Queen of Katwe

This 2017 movie is based on a book by Tim Croniers, which is based on a true story. I’m not sure if the distributors are slow at bringing in the film or if this would not be shown here because of some religious overtones. Anyway, it is not the first time I find such gems at the library@esplanade.

The film opens with the 2011 Chess Championships in Uganda before the credits come on, then it flashes back to 2004 and shows scenes of the street vendors and villagers at the marketplace, speaking the Ugandan language.

A girl, Phiona Mutesi (Madina Nalwanga) is not allowed to join her brothers and other boys in playing football but is soon introduced to chess. At first, she is badly teased for smelling like a pig. But Phiona is stubborn and is determined to learn to play the game well. She washes up becomes and quickly becomes one of the best. (Here, there are more scenes of the colourful village.)

In chess, the small one can become the big one. It is where you get to use your mind and follow your plans. When Phiona starts winning, the boy who had always been the best, exclaims: What I’m seeing can’t be true!

Meanwhile, Phiona’s mother, Nakku Harriet (Lupita Nyong’o) has misgivings about her daughter playing chess, and it takes a lot of  convincing from the coach, Robert Katende (David Oyelowo): Chess is not gambling; It takes discipline and mental skills, determination and intelligence; It is a game of strategy that strengthens our minds.

Eventually, Harriet allows Phiona to go to the “rich man’s city” to play in the National Schools Chess Championships. Phiona gives up half way through the game when she thinks she is trailing. Katende reminds her ‘not to be too quick to tip your king‘ and that she must never surrender.

The following year, she enters the National Junior Chess Championships and wins. Coach Katende realises that Phiona can see eight moves ahead and thinks that maybe she can enter the international championship one day.

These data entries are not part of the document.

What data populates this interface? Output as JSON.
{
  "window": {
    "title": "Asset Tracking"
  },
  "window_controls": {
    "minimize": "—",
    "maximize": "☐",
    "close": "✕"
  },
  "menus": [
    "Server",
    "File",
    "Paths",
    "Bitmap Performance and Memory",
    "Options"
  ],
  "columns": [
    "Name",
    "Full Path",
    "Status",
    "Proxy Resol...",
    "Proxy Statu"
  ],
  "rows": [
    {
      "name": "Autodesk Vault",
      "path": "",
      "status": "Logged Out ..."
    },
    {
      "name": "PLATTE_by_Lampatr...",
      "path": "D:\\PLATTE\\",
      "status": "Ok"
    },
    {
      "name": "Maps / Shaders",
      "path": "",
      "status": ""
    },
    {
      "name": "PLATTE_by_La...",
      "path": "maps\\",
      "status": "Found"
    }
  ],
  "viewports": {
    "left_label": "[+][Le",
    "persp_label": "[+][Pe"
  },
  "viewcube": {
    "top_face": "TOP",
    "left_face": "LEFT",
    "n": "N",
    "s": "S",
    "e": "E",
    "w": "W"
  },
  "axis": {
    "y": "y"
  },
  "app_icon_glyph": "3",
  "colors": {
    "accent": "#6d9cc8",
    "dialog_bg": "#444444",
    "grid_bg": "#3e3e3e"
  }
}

When she participates in the International Chess Tournament in Sudan (her first flight and she sees amazing sight of the clouds), she learns that one can be a Master (and win money – very useful for someone living in poverty) if one wins at least 50% of the games in a FIDE approved tournament, like the Olympiad in Russia.

Of course Phiona wins the championship and life changes for her. Now that she has tasted something different, she cannot rest nor go back to her previous life. Since she has the talent of a prodigy, she will make use of this gift. She wants to buy a house for her mother and family to live in.

At 14 years old, Phiona leads a team to Russia, playing a Canadian in the Finals. She does not win; but her coach reminds her that losing does not mean she is a failure. It just takes time. Things are changing, and she is the youngest player ever to take chess to the Olympiad. She eventually wins and the entire village gives her a rousing welcome.

Two years later, a book is written about Phiona, by the same author who wrote about her feat in a magazine feature. (She gets paid for this too.) She buys a beautiful home for her mother. The expression of surprise and joy on Harriet is priceless!

Besides the wonderful visual effects, especially seen in the village of Katwe, there is a lot of traditional African music (among 30 songs, some of which are pop and rap), involving the use of African flutes, Indian wind instruments, real Uganda musicians, female vocals and rapping in the Ugandan language.